“Perhaps you’ll match Lady Zhakkarn someday after all.” She shrugged. “But if you’ll think about it, Lady Shill, you’ve grown in other ways, too. A girl’s first battle teaches her that the world is not fair.” I blinked and sobered; she nodded, seeing that I understood. “It teaches her to fight despite this, because a true enemy will not relent, and because it is a simple matter of survival. Claim what ground you can and hold it. Get back up if you’re knocked down. A woman’s strength has always lain in not giving up.”
I thought about this. I didn’t hate her anymore, but—“Everybody should learn this, though,” I said, troubled. “Why do you only teach it to women?”
The look on Mikna’s face turned—I don’t know. Pitying? She turned, putting her hands on her hips, and gazed toward the walls of the arena, though it was clear that her thoughts lay far beyond it. “You’re so young, Lady Shill. You’ve had only the barest taste of what we mortals do to each other. Look around this world for a few years, then ask me that question again.”
I frowned. “What do you mean?”
“Once we shared this knowledge with our men. Once men honed their skills against women in battle, and had at least some small chance at proving themselves worthy in the way of warriors. A few even became ennu, the figurehead for all that makes us strong as a people. Those were simpler times—the days when Yeine walked among women as a mortal.” I perked up at this. “Back then, we thought that all we had to fear were foreigners. And the gods, of course.”
A demon spoke of fearing gods. “Of course,” I said, really softly.

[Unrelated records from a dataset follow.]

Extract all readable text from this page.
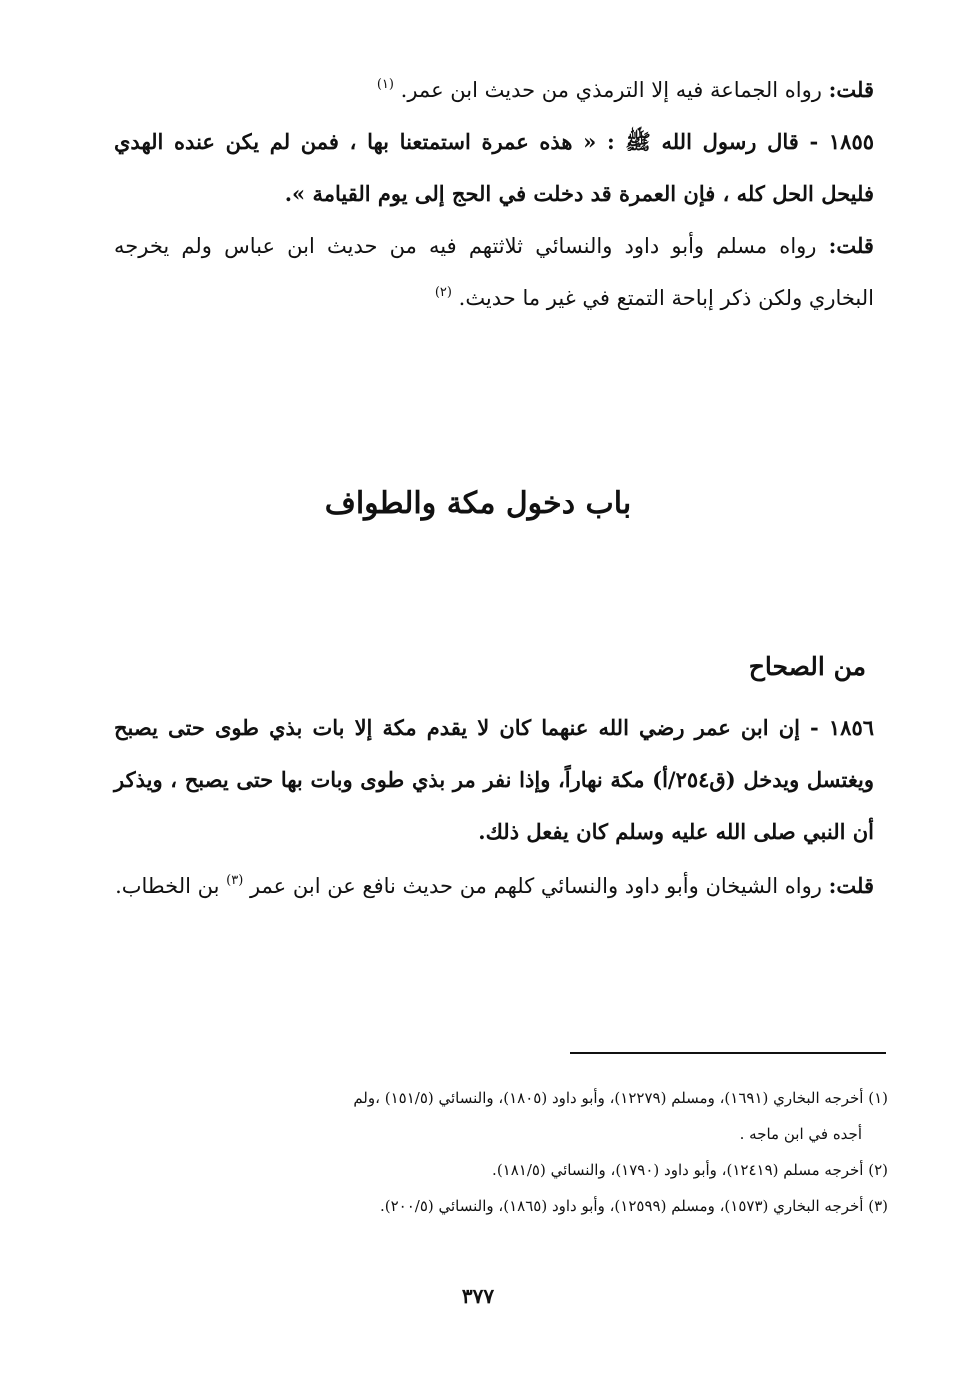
قلت: رواه الجماعة فيه إلا الترمذي من حديث ابن عمر. $^{(١)}$

١٨٥٥ - قال رسول الله ﷺ : « هذه عمرة استمتعنا بها ، فمن لم يكن عنده الهدي فليحل الحل كله ، فإن العمرة قد دخلت في الحج إلى يوم القيامة ».

قلت: رواه مسلم وأبو داود والنسائي ثلاثتهم فيه من حديث ابن عباس ولم يخرجه البخاري ولكن ذكر إباحة التمتع في غير ما حديث. $^{(٢)}$

باب دخول مكة والطواف
من الصحاح

١٨٥٦ - إن ابن عمر رضي الله عنهما كان لا يقدم مكة إلا بات بذي طوى حتى يصبح ويغتسل ويدخل (ق٢٥٤/أ) مكة نهاراً، وإذا نفر مر بذي طوى وبات بها حتى يصبح ، ويذكر أن النبي صلى الله عليه وسلم كان يفعل ذلك.

قلت: رواه الشيخان وأبو داود والنسائي كلهم من حديث نافع عن ابن عمر $^{(٣)}$ بن الخطاب.

(١) أخرجه البخاري (١٦٩١)، ومسلم (١٢٢٧٩)، وأبو داود (١٨٠٥)، والنسائي (١٥١/٥) ،ولم

أجده في ابن ماجه .

(٢) أخرجه مسلم (١٢٤١٩)، وأبو داود (١٧٩٠)، والنسائي (١٨١/٥).

(٣) أخرجه البخاري (١٥٧٣)، ومسلم (١٢٥٩٩)، وأبو داود (١٨٦٥)، والنسائي (٢٠٠/٥).

٣٧٧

“But not long after Skyfall,” Mikna continued, “in the new golden age that Darr had begun to enjoy with the ending of the Bright, and the rebuilding after the war—our men turned on us. Not all, certainly, but enough to pose a real threat. They wanted to take over.” A muscle in her jaw tightened. “That’s the way of men, you see, when women don’t keep them in check. They want all, not just some. Nature made them weak: slaves to their impulses, helpless against pain, barely capable of making it out of the womb. Their weakness makes them fearful. Nothing is more dangerous than fearful people with a fresh taste of power.”
I frowned. This did not feel… I wasn’t sure. I was more sophisticated now, able to think bigger thoughts, but maybe I still wasn’t big enough to understand.
Mikna tossed some of her long hair back over her shoulder. “So we crushed the dangerous ones, and made the fateful decision to protect the rest of the men from themselves. But Eino is the proof that Darren flames cannot be smothered so easily. Gods, the fight in him!” She smiled, almost to herself. “How could I not want him? I am a true Darre.”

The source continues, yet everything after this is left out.